Die Italiener haben das korrigiert und kennen den Artikel:

la mano (fem. geblieben)
il signore
la notte usw.

Ihnen scheint tatsächlich etwas gefehlt zu haben.
Re: Der Artikel
Γραικίσκος schrieb am 01.01.2011 um 14:57 Uhr (Zitieren)
Es wird wohl so sein, daß diese Unterscheidung etwas mit der Möglichkeit zu tun hat, abstrakt zu denken.

Aber es ist dies nur eine Hypothese. Das Chinesische hat ohne Artikel eine Philosophie entwickelt - es ist dies aber eine sehr pragmatische Philosophie.

Dem Türkischen soll aufgrund seiner Bildhaftigkeit das abstrakte Denken eher fremd sein. Gibt es dort unbestimmte und bestimmte Artikel?
Re: Der Artikel
ανδρέας schrieb am 01.01.2011 um 15:44 Uhr (Zitieren)

Nein, z.B. "ev" = Haus.
Typisch sind die Wortverbindungen, z.B. "evim" = mein Haus.
Habe mir von Türken mal erklären lassen, wie ihre Sprache aufgebaut ist und fand es sehr kompliziert. Die Sprache ist sehr, sehr bildhaft!
Bei einem Vortrag über das Ausbildungssystem in Deutschland vor türkischen Gästen habe ich mich immer wieder gewundert, wie lange der Übersetzer brauchte, auch kurze Absätze, die in keiner Weise mehrdeutig waren, zu übersetzen.
Klare eindeutige Aussagen wurden lange diskutiert und ständig rückgefragt. Das lag sicher nicht nur am unterschiedlichen Ausbildungssystem, sondern wohl auch daran, dass diese Sprache nicht so exakt ist, wie wir es gewohnt sind.

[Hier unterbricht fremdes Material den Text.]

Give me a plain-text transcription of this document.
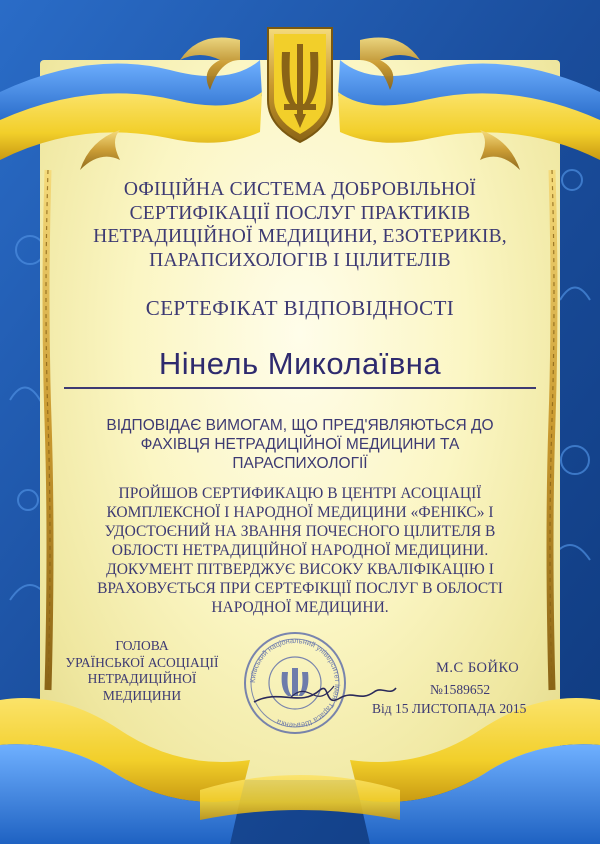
ОФІЦІЙНА СИСТЕМА ДОБРОВІЛЬНОЇ
СЕРТИФІКАЦІЇ ПОСЛУГ ПРАКТИКІВ
НЕТРАДИЦІЙНОЇ МЕДИЦИНИ, ЕЗОТЕРИКІВ,
ПАРАПСИХОЛОГІВ І ЦІЛИТЕЛІВ
СЕРТЕФІКАТ ВІДПОВІДНОСТІ
Нінель Миколаївна
ВІДПОВІДАЄ ВИМОГАМ, ЩО ПРЕД'ЯВЛЯЮТЬСЯ ДО
ФАХІВЦЯ НЕТРАДИЦІЙНОЇ МЕДИЦИНИ ТА
ПАРАСПИХОЛОГІЇ
ПРОЙШОВ СЕРТИФИКАЦЮ В ЦЕНТРІ АСОЦІАЦІЇ
КОМПЛЕКСНОЇ І НАРОДНОЇ МЕДИЦИНИ «ФЕНІКС» І
УДОСТОЄНИЙ НА ЗВАННЯ ПОЧЕСНОГО ЦІЛИТЕЛЯ В
ОБЛОСТІ НЕТРАДИЦІЙНОЇ НАРОДНОЇ МЕДИЦИНИ.
ДОКУМЕНТ ПІТВЕРДЖУЄ ВИСОКУ КВАЛІФІКАЦІЮ І
ВРАХОВУЄТЬСЯ ПРИ СЕРТЕФІКЦІЇ ПОСЛУГ В ОБЛОСТІ
НАРОДНОЇ МЕДИЦИНИ.
ГОЛОВА
УРАЇНСЬКОЇ АСОЦІАЦІЇ
НЕТРАДИЦІЙНОЇ
МЕДИЦИНИ
Київський національний університет імені Тараса Шевченка
М.С БОЙКО
№1589652
Від 15 ЛИСТОПАДА 2015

Dies haben mir Türken mehrfach bestätigt.

Re: Der Artikel
Ὑληβάτης schrieb am 02.01.2011 um 11:15 Uhr (Zitieren)
Das erinnert mich an eine Szene im Film "Lost in Translation".

Interessant am Türkischen ist, dass es auch die Kasus und den Plural wohl nur ausdrückt, wenn es unbedingt notwendig ist oder nicht durch den Zusammenhang sowieso schon klar wird.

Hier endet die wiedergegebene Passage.